Depuis quelques mois, on sent une remontada. Inattendue. Le vent de la récupération est venu d’un coup, sans prévenir. La Russie, en attaquant l’Ukraine le 24 février 2022, a bouleversé la donne économique et diplomatique. La guerre en Europe, en effet, a provoqué un tsunami des prix pétroliers. La Russie a été privée d’accès au marché des États-Unis et, progressivement, de l’européen. Les producteurs concurrents se frottent les mains. Et parmi eux : le Venezuela.

Hier ostracisé par les États-Unis, il est aujourd’hui courtisé. Les raisons de l’excommunication du Venezuela par Washington s’appliquent désormais à la Russie. La mise à l’index de Moscou, deuxième producteur mondial, a créé un manque. Qui a transformé les turpitudes vénézuéliennes en péché véniel. Après la visite le 5 mars dernier d’émissaires envoyés par Joe Biden à Caracas, le pétrolier nord-américain Chevron, l’espagnol Repsol et l’italien ENI ont pu reprendre leurs activités vénézuéliennes, suspendues indéfiniment jusque là par les décisions de la Maison-Blanche.

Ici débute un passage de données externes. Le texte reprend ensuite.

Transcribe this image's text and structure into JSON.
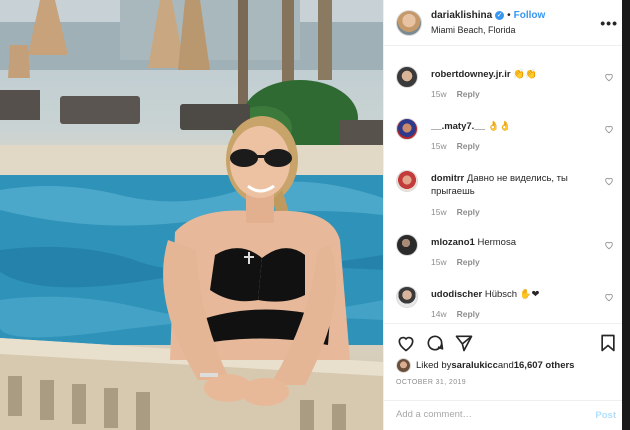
{
  "post": {
    "username": "dariaklishina",
    "follow_label": "Follow",
    "dot": "•",
    "location": "Miami Beach, Florida",
    "more_label": "•••"
  },
  "comments": [
    {
      "user": "robertdowney.jr.ir",
      "text": "👏👏",
      "time": "15w",
      "reply": "Reply"
    },
    {
      "user": "__.maty7.__",
      "text": "👌👌",
      "time": "15w",
      "reply": "Reply"
    },
    {
      "user": "domitrr",
      "text": "Давно не виделись, ты прыгаешь",
      "time": "15w",
      "reply": "Reply"
    },
    {
      "user": "mlozano1",
      "text": "Hermosa",
      "time": "15w",
      "reply": "Reply"
    },
    {
      "user": "udodischer",
      "text": "Hübsch ✋❤",
      "time": "14w",
      "reply": "Reply"
    }
  ],
  "likes": {
    "prefix": "Liked by ",
    "user": "saralukicc",
    "middle": " and ",
    "count": "16,607 others"
  },
  "date": "OCTOBER 31, 2019",
  "add_comment": {
    "placeholder": "Add a comment…",
    "post_label": "Post"
  },
  "colors": {
    "accent": "#3897f0",
    "muted": "#8e8e8e",
    "post_disabled": "#b2dffc"
  },
  "icons": [
    "heart-icon",
    "comment-icon",
    "share-icon",
    "bookmark-icon",
    "more-icon",
    "verified-icon"
  ]
}
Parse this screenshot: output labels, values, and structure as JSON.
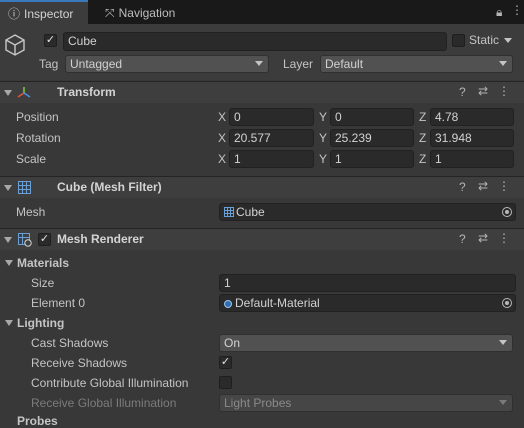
{
  "tabs": {
    "inspector": "Inspector",
    "navigation": "Navigation"
  },
  "header": {
    "name": "Cube",
    "active": true,
    "static_label": "Static",
    "static": false,
    "tag_label": "Tag",
    "tag_value": "Untagged",
    "layer_label": "Layer",
    "layer_value": "Default"
  },
  "transform": {
    "title": "Transform",
    "rows": [
      {
        "label": "Position",
        "x": "0",
        "y": "0",
        "z": "4.78"
      },
      {
        "label": "Rotation",
        "x": "20.577",
        "y": "25.239",
        "z": "31.948"
      },
      {
        "label": "Scale",
        "x": "1",
        "y": "1",
        "z": "1"
      }
    ],
    "axes": {
      "x": "X",
      "y": "Y",
      "z": "Z"
    }
  },
  "mesh_filter": {
    "title": "Cube (Mesh Filter)",
    "mesh_label": "Mesh",
    "mesh_value": "Cube"
  },
  "mesh_renderer": {
    "title": "Mesh Renderer",
    "enabled": true,
    "materials_label": "Materials",
    "size_label": "Size",
    "size_value": "1",
    "element0_label": "Element 0",
    "element0_value": "Default-Material",
    "lighting_label": "Lighting",
    "cast_shadows_label": "Cast Shadows",
    "cast_shadows_value": "On",
    "receive_shadows_label": "Receive Shadows",
    "receive_shadows": true,
    "contribute_gi_label": "Contribute Global Illumination",
    "contribute_gi": false,
    "receive_gi_label": "Receive Global Illumination",
    "receive_gi_value": "Light Probes",
    "probes_label": "Probes"
  },
  "colors": {
    "accent": "#3a79bb",
    "background": "#383838",
    "field": "#2a2a2a"
  }
}
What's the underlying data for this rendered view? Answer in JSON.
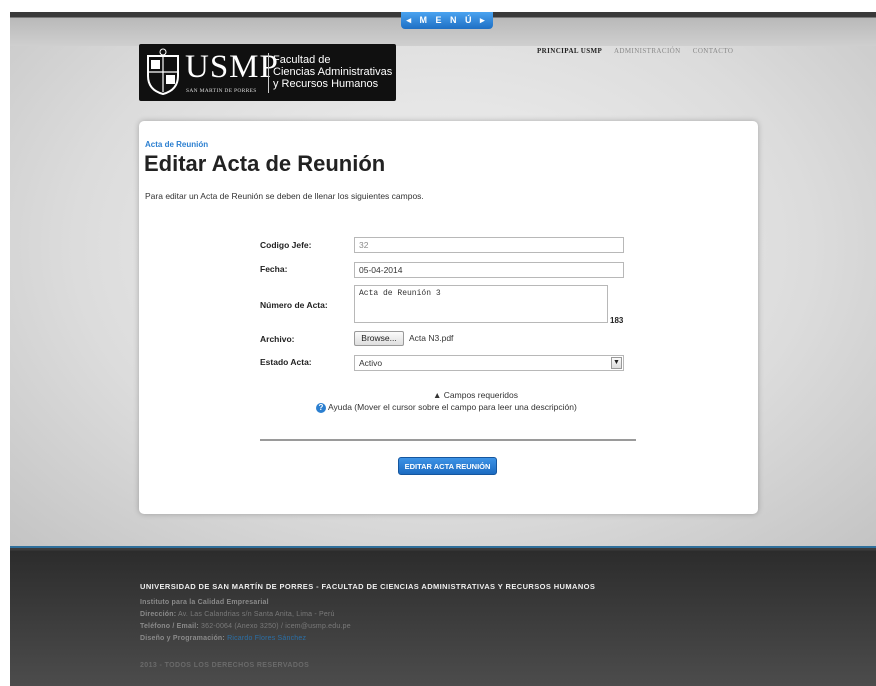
{
  "menu": {
    "label": "◂ M E N Ú ▸"
  },
  "logo": {
    "brand": "USMP",
    "subtitle": "SAN MARTIN DE PORRES",
    "faculty_line1": "Facultad de",
    "faculty_line2": "Ciencias Administrativas",
    "faculty_line3": "y Recursos Humanos"
  },
  "topnav": {
    "items": [
      "PRINCIPAL USMP",
      "ADMINISTRACIÓN",
      "CONTACTO"
    ]
  },
  "form": {
    "breadcrumb": "Acta de Reunión",
    "title": "Editar Acta de Reunión",
    "intro": "Para editar un Acta de Reunión se deben de llenar los siguientes campos.",
    "codigo_label": "Codigo Jefe:",
    "codigo_value": "32",
    "fecha_label": "Fecha:",
    "fecha_value": "05-04-2014",
    "numero_label": "Número de Acta:",
    "numero_value": "Acta de Reunión 3",
    "numero_counter": "183",
    "archivo_label": "Archivo:",
    "browse_label": "Browse...",
    "archivo_value": "Acta N3.pdf",
    "estado_label": "Estado Acta:",
    "estado_value": "Activo",
    "required_note": "▲ Campos requeridos",
    "help_note": "Ayuda (Mover el cursor sobre el campo para leer una descripción)",
    "submit_label": "EDITAR ACTA REUNIÓN"
  },
  "footer": {
    "title": "UNIVERSIDAD DE SAN MARTÍN DE PORRES - FACULTAD DE CIENCIAS ADMINISTRATIVAS Y RECURSOS HUMANOS",
    "institute": "Instituto para la Calidad Empresarial",
    "address_label": "Dirección:",
    "address_value": "Av. Las Calandrias s/n Santa Anita, Lima - Perú",
    "phone_label": "Teléfono / Email:",
    "phone_value": "362-0064 (Anexo 3250) / icem@usmp.edu.pe",
    "design_label": "Diseño y Programación:",
    "design_value": "Ricardo Flores Sánchez",
    "copyright": "2013 - TODOS LOS DERECHOS RESERVADOS"
  }
}
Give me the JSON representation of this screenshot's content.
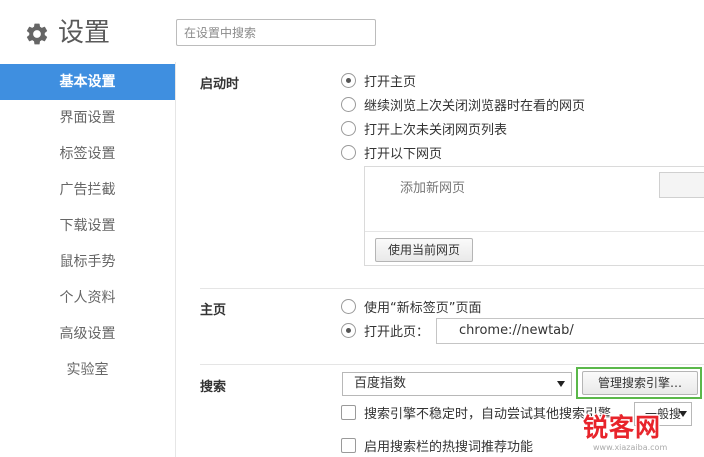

Une bonne nouvelle ne venant jamais seule, l’appel d’air venu des États-Unis devrait être bonifié par la victoire aux présidentielles colombiennes, le 19 juin, de Gustavo Petro. Le vainqueur n’a pas caché, pendant la campagne électorale, son intention de restaurer les relations bilatérales rompues par ses prédécesseurs. La décision se comprend. La Colombie accueille près de deux millions de réfugiés vénézuéliens. La crise de son voisin lui a fait perdre son deuxième partenaire commercial. Les économies limitrophes, très imbriquées, à Cúcuta notamment, souffrent énormément, depuis la fermeture de la frontière. L’accompagnement ou le suivisme des États-Unis, est cher payé. Et ce alors que Washington, aujourd’hui en plein révisionnisme diplomatique et éthique, a renoué, partiellement mais renoué quand même, avec Caracas.

L’invasion russe a quelque part redistribué les cartes diplomatiques. Le Venezuela peut y retrouver des marges pour sortir de son isolement forcé. L’Amérique latine a pris des distances avec les États-Unis. On l’a vu au Sommet des Amériques de Los Angeles début juin. Comme d’autres, en Afrique ou en Asie, pour certains alliés de Washington, les Latino-Américains refusent de rompre avec Moscou, même s’ils condamnent l’invasion de l’Ukraine.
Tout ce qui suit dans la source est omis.